Sex therapy can be traced largely to the work of four people. The first was Dr. Alfred C. Kinsey. Though never addressing the relief of sexual dysfunctions, Dr. Kinsey’s dispassionate, scientific inquiry into sexual practices made the entire subject intellectually and socially reputable. Dr. William H. Masters and Mrs. Virginia Johnson initiated sex therapy per se in 1970 with the publication of Human Sexual Inadequacy. Their approach was and remains rather stringently behavioral. In 1974 Dr. Helen S. Kaplan extended the therapy of Masters and Johnson by adding psychodynamic and interpersonal modalities to the behavioral techniques, describing her approach in The New Sex Therapy.

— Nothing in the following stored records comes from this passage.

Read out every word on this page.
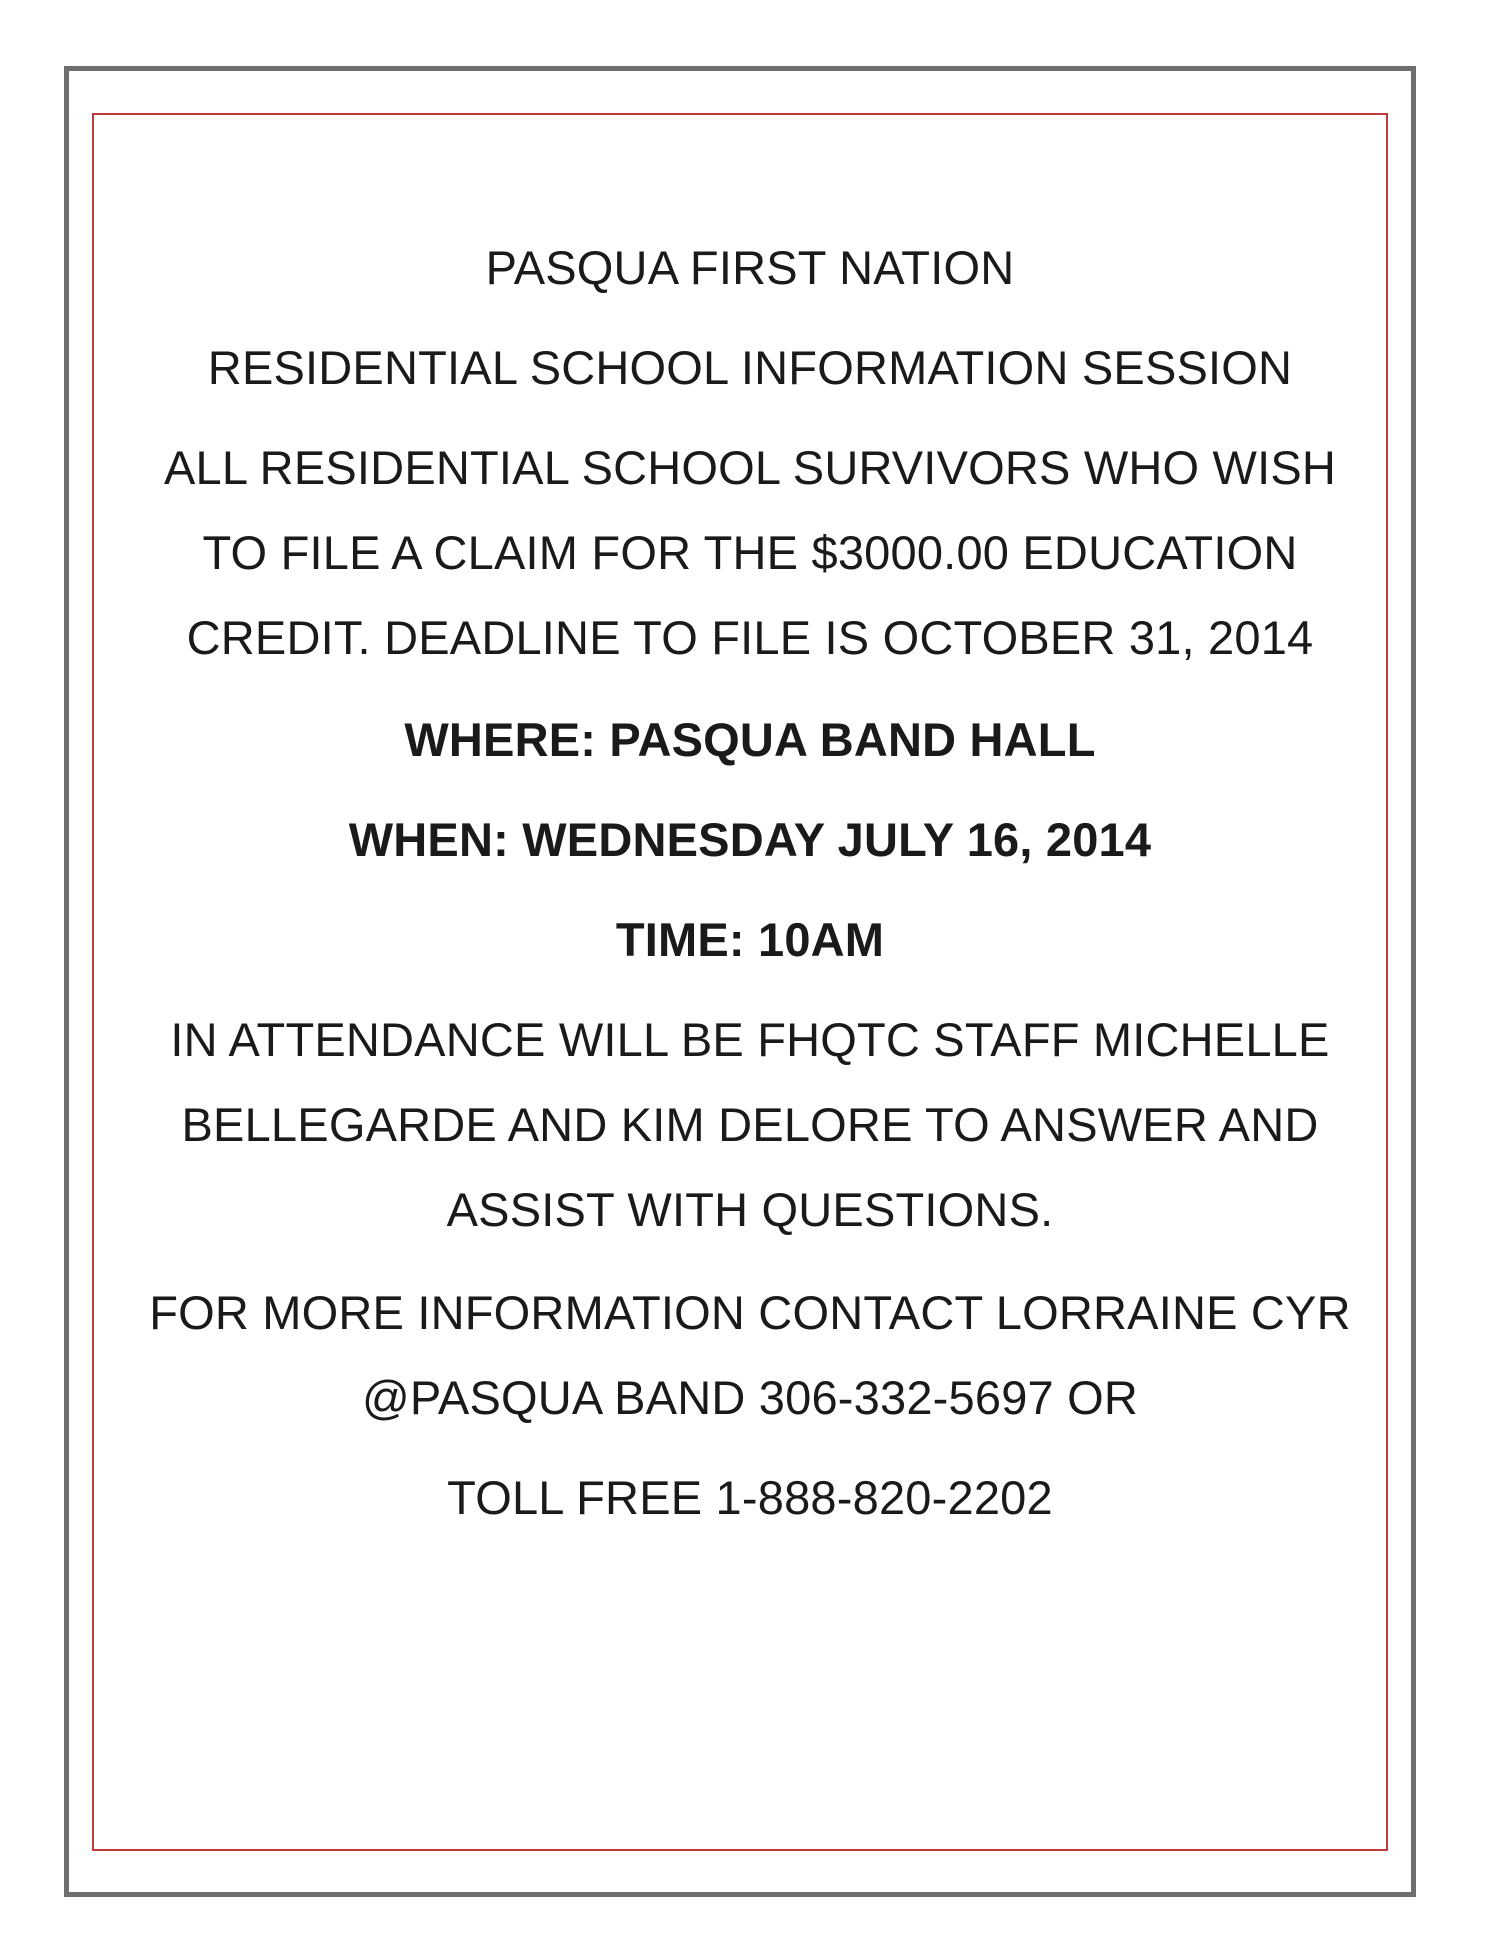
PASQUA FIRST NATION
RESIDENTIAL SCHOOL INFORMATION SESSION
ALL RESIDENTIAL SCHOOL SURVIVORS WHO WISH
TO FILE A CLAIM FOR THE $3000.00 EDUCATION
CREDIT. DEADLINE TO FILE IS OCTOBER 31, 2014
WHERE: PASQUA BAND HALL
WHEN: WEDNESDAY JULY 16, 2014
TIME: 10AM
IN ATTENDANCE WILL BE FHQTC STAFF MICHELLE
BELLEGARDE AND KIM DELORE TO ANSWER AND
ASSIST WITH QUESTIONS.
FOR MORE INFORMATION CONTACT LORRAINE CYR
@PASQUA BAND 306-332-5697 OR
TOLL FREE 1-888-820-2202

This is the approach generally followed by the author in referring to sex therapy. Unlike sex therapy, family and dyadic therapy does not have major nucleal figures. As Hogan states, “The way in which the family system is approached differs markedly from one therapist to another. Some family therapists . . . think primarily in terms of the family structure. . . . Others emphasize the interplay between . . . individual dynamics and the larger family system. Still others emphasize the communication aspects”. Similar words could be written about dyadic therapy.
In considering the relationship between sex therapy and dyadic and family therapy, it might be asked, to which of the many types of dyadic and family therapy is sex therapy related? The answer is, to all of them and to individual therapy as well.
The reasons lie in the centrality of sex (discussed later) and in current trends in psychotherapy. Psychotherapy as a whole may be looked at in two ways, in terms of techniques or schools—psychoanalytic, gestalt, behavioral, Rogerian, existential—and in terms of fields or areas of application—individual, dyadic, family, sex, children, geriatric, drugs. What seems to be happening is that distinctions among schools and distinctions among areas of applications are blurring, as the practice of therapists and the fields in which they practice begin to merge into each other. In the words of Martin, “It is clear that the fields of individual, marital, and family therapy have overlapping boundaries and that distinguishing one from the other is, to some extent, an artificial process”. There are similar amalgams in psychotherapeutic techniques. But a mere union of techniques and/or fields does not necessarily equal a holistic approach, for even with these amalgams it is possible to view the patient partially, to split the patient into sections treatable by one’s specialty. That is, the person practicing individual psychotherapy tends to split the patient from his or her family, but the dyadic or family therapist tends to split the family member from his or her unique intrapsychic problems. Holism insists on the integrity of the patient: the patient is seen as a whole, as part of a dyad or family (or even, as Auerswald says, as part of a neighborhood, community, or country), and as an individual. Holism also implies that the therapist can vary his or her approach depending on the needs of the patient, dyad, or family. “Man is autonomous,” says Bowen, “yet not separated from family and multigenerational past”.